Donald McInnes, Professor of Strings at the University of Southern California, holds the position formerly held by his teacher, William Primrose. Professor McInnes is renowned for his performances with major orchestras, in recitals, chamber music, and master classes, and as a resident member of the Camerata Pacifica Chamber Music Ensemble. He has appeared with the New York Philharmonic, Boston Symphony, Orchestre Nationale de France, Pittsburgh Symphony, Zurich Chamber Orchestra, CBC Radio Orchestra, and Toronto Symphony, among many others. His career includes close associations with such artists as Leonard Bernstein, Yehudi Menuhin, Janos Starker, Martin Katz, Menahem Pressler, Yo-Yo Ma, and Brooks Smith. Professor McInnes is an active recording artist who can be heard on Columbia, RCA, Deutsche Grammaphone, and Angel (EMI) recordings. He has introduced many new works for viola including those commissioned for him by such composers as William Schuman, Vincent Persichetti, Paul Tufts, and Robert Suderburg. He regularly appears at leading summer music festivals in North America and abroad such as Banff, Marlboro, Gstaad, Ambler, International String Workshop, and the Music Academy of the West. His students have received the first prize at the Lionel Tertis International Viola Competition, the Friday Morning Musical Club National Competition at the Kennedy Center in Washington, DC, and the CBC National Competition in Vancouver, BC.

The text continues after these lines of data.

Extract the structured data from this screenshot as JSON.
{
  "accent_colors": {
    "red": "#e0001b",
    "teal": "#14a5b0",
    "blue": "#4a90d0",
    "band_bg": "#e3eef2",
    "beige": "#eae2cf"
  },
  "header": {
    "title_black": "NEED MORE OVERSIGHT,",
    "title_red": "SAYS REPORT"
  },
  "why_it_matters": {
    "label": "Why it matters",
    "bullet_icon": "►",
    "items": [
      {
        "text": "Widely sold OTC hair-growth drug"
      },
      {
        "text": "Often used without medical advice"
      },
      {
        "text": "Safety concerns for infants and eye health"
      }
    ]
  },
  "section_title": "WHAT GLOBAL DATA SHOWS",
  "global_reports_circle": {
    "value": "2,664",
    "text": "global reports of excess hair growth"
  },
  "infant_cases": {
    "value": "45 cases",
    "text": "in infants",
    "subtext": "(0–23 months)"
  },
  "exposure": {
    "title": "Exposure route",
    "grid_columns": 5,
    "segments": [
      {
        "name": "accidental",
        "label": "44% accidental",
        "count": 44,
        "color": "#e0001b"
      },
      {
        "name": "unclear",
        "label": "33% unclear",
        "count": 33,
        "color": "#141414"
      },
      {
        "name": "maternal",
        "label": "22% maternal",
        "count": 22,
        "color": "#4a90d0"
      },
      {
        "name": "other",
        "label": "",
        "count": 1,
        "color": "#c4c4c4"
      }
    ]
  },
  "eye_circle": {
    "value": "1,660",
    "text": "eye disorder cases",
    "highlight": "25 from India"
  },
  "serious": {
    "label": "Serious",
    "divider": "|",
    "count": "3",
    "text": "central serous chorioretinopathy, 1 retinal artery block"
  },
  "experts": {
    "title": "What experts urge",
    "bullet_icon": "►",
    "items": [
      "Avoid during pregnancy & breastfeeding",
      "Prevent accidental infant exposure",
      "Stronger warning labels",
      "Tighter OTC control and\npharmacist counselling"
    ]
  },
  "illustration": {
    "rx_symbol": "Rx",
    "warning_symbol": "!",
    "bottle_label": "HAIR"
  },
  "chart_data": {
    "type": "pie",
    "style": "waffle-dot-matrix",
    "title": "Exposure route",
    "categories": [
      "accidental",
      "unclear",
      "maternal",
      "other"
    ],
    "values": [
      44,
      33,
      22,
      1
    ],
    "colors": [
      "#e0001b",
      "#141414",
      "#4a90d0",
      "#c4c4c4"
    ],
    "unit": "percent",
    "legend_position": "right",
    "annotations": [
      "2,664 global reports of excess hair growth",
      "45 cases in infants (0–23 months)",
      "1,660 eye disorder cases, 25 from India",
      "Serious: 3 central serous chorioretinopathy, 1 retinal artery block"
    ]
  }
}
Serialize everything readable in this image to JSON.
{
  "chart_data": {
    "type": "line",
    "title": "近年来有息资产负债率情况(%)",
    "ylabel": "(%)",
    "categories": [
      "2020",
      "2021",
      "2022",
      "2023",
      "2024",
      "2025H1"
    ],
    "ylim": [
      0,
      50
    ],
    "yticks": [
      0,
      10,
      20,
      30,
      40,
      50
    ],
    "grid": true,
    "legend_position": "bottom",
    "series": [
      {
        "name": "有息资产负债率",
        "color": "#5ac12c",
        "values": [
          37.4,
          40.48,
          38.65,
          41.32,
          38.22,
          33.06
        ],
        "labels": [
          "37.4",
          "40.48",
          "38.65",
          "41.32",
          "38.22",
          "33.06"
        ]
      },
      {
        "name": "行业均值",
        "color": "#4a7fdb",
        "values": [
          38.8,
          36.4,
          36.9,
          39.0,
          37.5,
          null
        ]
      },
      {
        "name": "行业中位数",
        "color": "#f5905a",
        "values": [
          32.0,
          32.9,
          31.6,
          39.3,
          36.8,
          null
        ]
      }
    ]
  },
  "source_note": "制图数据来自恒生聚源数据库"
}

Nelita True, Professor of Piano at the Eastman School of Music, gave her New York debut with Juilliard Orchestra in Avery Fisher Hall. Since that time, she has appeared as soloist with Chicago, Baltimore, and National Symphony Orchestras and with orchestras throughout Europe. She has recorded over 100 works, and she gives recitals, master classes, and lectures throughout North America, Europe, Asia, South America, and Australia. She was the first American invited to be visiting professor at a conservatory in the former Soviet Union (Leningrad Conservatory). Many of her students are prizewinners in national and international piano competitions, and she has served as an adjudicator for the Gina Bachauer and William Kappell International Piano Competitions, Concours de Musique du Canada, Queen Sonja International Competition in Norway, the First China International Piano Competition, and many others. Her academic experience includes faculty positions at the Interlochen Music Camp, the University of Kansas, the University of Maryland, where she held the title, Distinguished Scholar-Teacher, and Eastman.
Our first goal in examining the video recordings was to determine whether there were elements of instruction that were common among all three teachers, confining our search to variables that related directly to effecting positive change in students’ performances.
It is clear that the three teachers we observed are very different people. Their styles of personal interaction vary, although they are all confident, assertive, and courteous. But we were looking for attributes and behaviors that were related to the effectiveness of their teaching, with effectiveness defined by the improvements we observed in their students’ playing in the moment. We should note that, to trained musicians like ourselves, the improvements in students’ performances were clearly discernable at every stage of the lessons. There were virtually no instances in which a teacher identified a target and did not succeed in producing a discernible change in the performance of the target at the time it was introduced.
Our observations were collaborative, in that we discussed what we observed in the presence of the digital video recordings, all of which had been transferred to a computer hard drive for analysis and editing. We worked to develop a consensus language for articulating what appeared to us to be the most important points about the instruction we observed. We limited our descriptions to only those elements that appeared in nearly every lesson taught by all three teachers.